Aside from enhancing our ability to report on incidents, the presence of a recorder can change the direction of an incident on its own. Recently, when having to diffuse volatile situations, I have told belligerents that their conduct is being recorded even though it was not. There have been multiple occasions where this tactic has given pause to those who otherwise might continue to cause a problem.
Being able to record belligerent, uncooperative persons will put into focus the actions of law enforcement officers when confronted with interference.
On the topic of recording uses of force, I don’t know of any correlation between an incident of excessive use of force that would not have happened had a body camera been worn by the officer. I don’t believe any of the officers involved in the most recent high profile cases would have acted differently had they worn body cameras.

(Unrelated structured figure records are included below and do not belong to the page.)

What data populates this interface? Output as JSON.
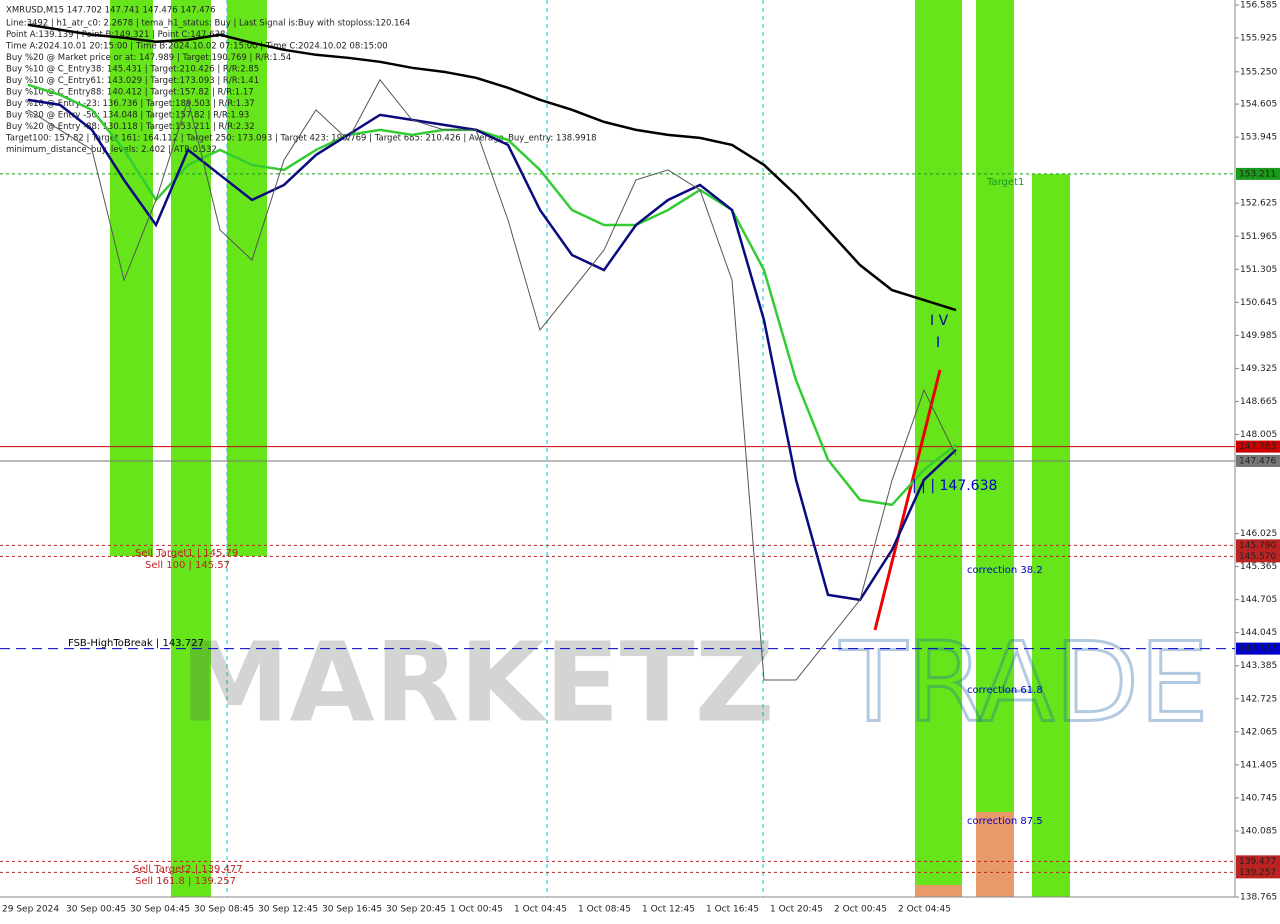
{
  "chart_data": {
    "type": "line",
    "title": "XMRUSD,M15  147.702 147.741 147.476 147.476",
    "info_lines": [
      "Line:3492 | h1_atr_c0: 2.2678 | tema_h1_status: Buy | Last Signal is:Buy with stoploss:120.164",
      "Point A:139.139 | Point B:149.321 | Point C:147.638",
      "Time A:2024.10.01 20:15:00 | Time B:2024.10.02 07:15:00 | Time C:2024.10.02 08:15:00",
      "Buy %20 @ Market price or at: 147.989 | Target:190.769 | R/R:1.54",
      "Buy %10 @ C_Entry38: 145.431 | Target:210.426 | R/R:2.85",
      "Buy %10 @ C_Entry61: 143.029 | Target:173.093 | R/R:1.41",
      "Buy %10 @ C_Entry88: 140.412 | Target:157.82 | R/R:1.17",
      "Buy %10 @ Entry -23: 136.736 | Target:189.503 | R/R:1.37",
      "Buy %20 @ Entry -50: 134.048 | Target:157.82 | R/R:1.93",
      "Buy %20 @ Entry -88: 130.118 | Target:153.211 | R/R:2.32",
      "Target100: 157.82 | Target 161: 164.112 | Target 250: 173.093 | Target 423: 190.769 | Target 685: 210.426 | Average_Buy_entry: 138.9918",
      "minimum_distance_buy_levels: 2.402 | ATR:0.532"
    ],
    "categories": [
      "29 Sep 2024",
      null,
      "30 Sep 00:45",
      null,
      "30 Sep 04:45",
      null,
      "30 Sep 08:45",
      null,
      "30 Sep 12:45",
      null,
      "30 Sep 16:45",
      null,
      "30 Sep 20:45",
      null,
      "1 Oct 00:45",
      null,
      "1 Oct 04:45",
      null,
      "1 Oct 08:45",
      null,
      "1 Oct 12:45",
      null,
      "1 Oct 16:45",
      null,
      "1 Oct 20:45",
      null,
      "2 Oct 00:45",
      null,
      "2 Oct 04:45",
      null
    ],
    "series": [
      {
        "color": "#000000",
        "width": 2.5,
        "values": [
          156.19,
          156.09,
          155.99,
          155.93,
          155.85,
          155.89,
          155.99,
          155.83,
          155.69,
          155.59,
          155.53,
          155.45,
          155.33,
          155.25,
          155.13,
          154.93,
          154.69,
          154.49,
          154.25,
          154.09,
          153.99,
          153.93,
          153.79,
          153.39,
          152.79,
          152.09,
          151.39,
          150.89,
          150.69,
          150.49
        ]
      },
      {
        "color": "#33cc33",
        "width": 2.5,
        "values": [
          154.99,
          154.79,
          154.49,
          153.69,
          152.69,
          153.39,
          153.69,
          153.39,
          153.29,
          153.69,
          153.99,
          154.09,
          153.99,
          154.09,
          154.09,
          153.89,
          153.29,
          152.49,
          152.19,
          152.19,
          152.49,
          152.89,
          152.49,
          151.29,
          149.09,
          147.5,
          146.7,
          146.6,
          147.3,
          147.8
        ]
      },
      {
        "color": "#0a0a80",
        "width": 2.5,
        "values": [
          154.69,
          154.59,
          154.09,
          153.09,
          152.19,
          153.69,
          153.19,
          152.69,
          152.99,
          153.59,
          153.99,
          154.39,
          154.29,
          154.19,
          154.09,
          153.79,
          152.49,
          151.59,
          151.29,
          152.19,
          152.69,
          152.99,
          152.49,
          150.29,
          147.1,
          144.8,
          144.7,
          145.7,
          147.1,
          147.7
        ]
      },
      {
        "color": "#555555",
        "width": 1,
        "values": [
          154.49,
          154.09,
          153.69,
          151.09,
          152.69,
          154.69,
          152.09,
          151.49,
          153.49,
          154.49,
          153.89,
          155.09,
          154.29,
          154.09,
          154.09,
          152.29,
          150.09,
          150.89,
          151.69,
          153.09,
          153.29,
          152.89,
          151.09,
          143.1,
          143.1,
          143.9,
          144.7,
          147.09,
          148.89,
          147.59
        ]
      }
    ],
    "ylim": [
      138.765,
      156.585
    ],
    "yticks": [
      156.585,
      155.925,
      {
        "value": 155.25,
        "label": "155.250"
      },
      154.605,
      153.945,
      152.625,
      151.965,
      151.305,
      150.645,
      149.985,
      149.325,
      148.665,
      148.005,
      146.025,
      145.365,
      144.705,
      144.045,
      143.385,
      142.725,
      142.065,
      141.405,
      140.745,
      140.085,
      138.765
    ],
    "levels": [
      {
        "value": 153.211,
        "color": "#1a9a1a",
        "dash": "3,3"
      },
      {
        "value": 147.763,
        "color": "#cc0000",
        "dash": "none"
      },
      {
        "value": 147.476,
        "color": "#777777",
        "dash": "none"
      },
      {
        "value": 145.79,
        "label": "145.790",
        "color": "#bb2222",
        "dash": "3,3"
      },
      {
        "value": 145.57,
        "label": "145.570",
        "color": "#bb2222",
        "dash": "3,3"
      },
      {
        "value": 143.727,
        "color": "#0000cc",
        "dash": "10,6"
      },
      {
        "value": 139.477,
        "color": "#bb2222",
        "dash": "3,3"
      },
      {
        "value": 139.257,
        "color": "#bb2222",
        "dash": "3,3"
      }
    ],
    "annotations": [
      "Sell Target1 | 145.79",
      "Sell 100 | 145.57",
      "FSB-HighToBreak | 143.727",
      "Sell Target2 | 139.477",
      "Sell 161.8 | 139.257",
      "Target1",
      "correction 38.2",
      "correction 61.8",
      "correction 87.5",
      "I V",
      "I",
      "| | | 147.638"
    ],
    "watermark": [
      "MARKETZ",
      "TRADE"
    ]
  }
}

That isn’t to say that investigations would not have been handled differently, but specific to the conduct itself, I don’t know that a camera will change who a person is or how he or she acts in stressful situations. Furthermore, other officers and I already operate under the belief that someone has a cell phone recording what we are doing, and I recently benefited from a bystander’s recording of me during an arrest.
Many questions surround what we do with all this video that will need to be stored. Aside from the costs of storing the data (which will undoubtedly be very high), quelling the public’s insatiable curiosity will be impossible. Therefore, I would like to see laws and policies that protect the privacy of citizens, so that we can avoid an environment where those in need don’t call police because they are afraid of what will be visually recorded.
Police respond to cases involving emotionally disturbed persons, medical emergencies, and other incidents that people consider deeply private. I believe that a statewide policy specific to the release of body camera video will provide uniformity and compliance with standards across different agencies, protect the privacy of victims of crime and other incidents, while also providing the oversight of police that the public desires.
In general, body cameras will go a long way toward modernizing policing; bringing much needed technology to what I believe is a very antiquated profession. I think the benefits far outweigh the detriments, and I encourage the efforts of those trying to bring these tools to the road.
E. Alex Silva has been a Connecticut P.O.S.T. certified police officer for over four years. He earned a bachelor’s degree in political science from Central Connecticut State University, and served one term as an elected member of his local board of education. He served four years in the United States Marine Corps and over 10 years as a volunteer firefighter.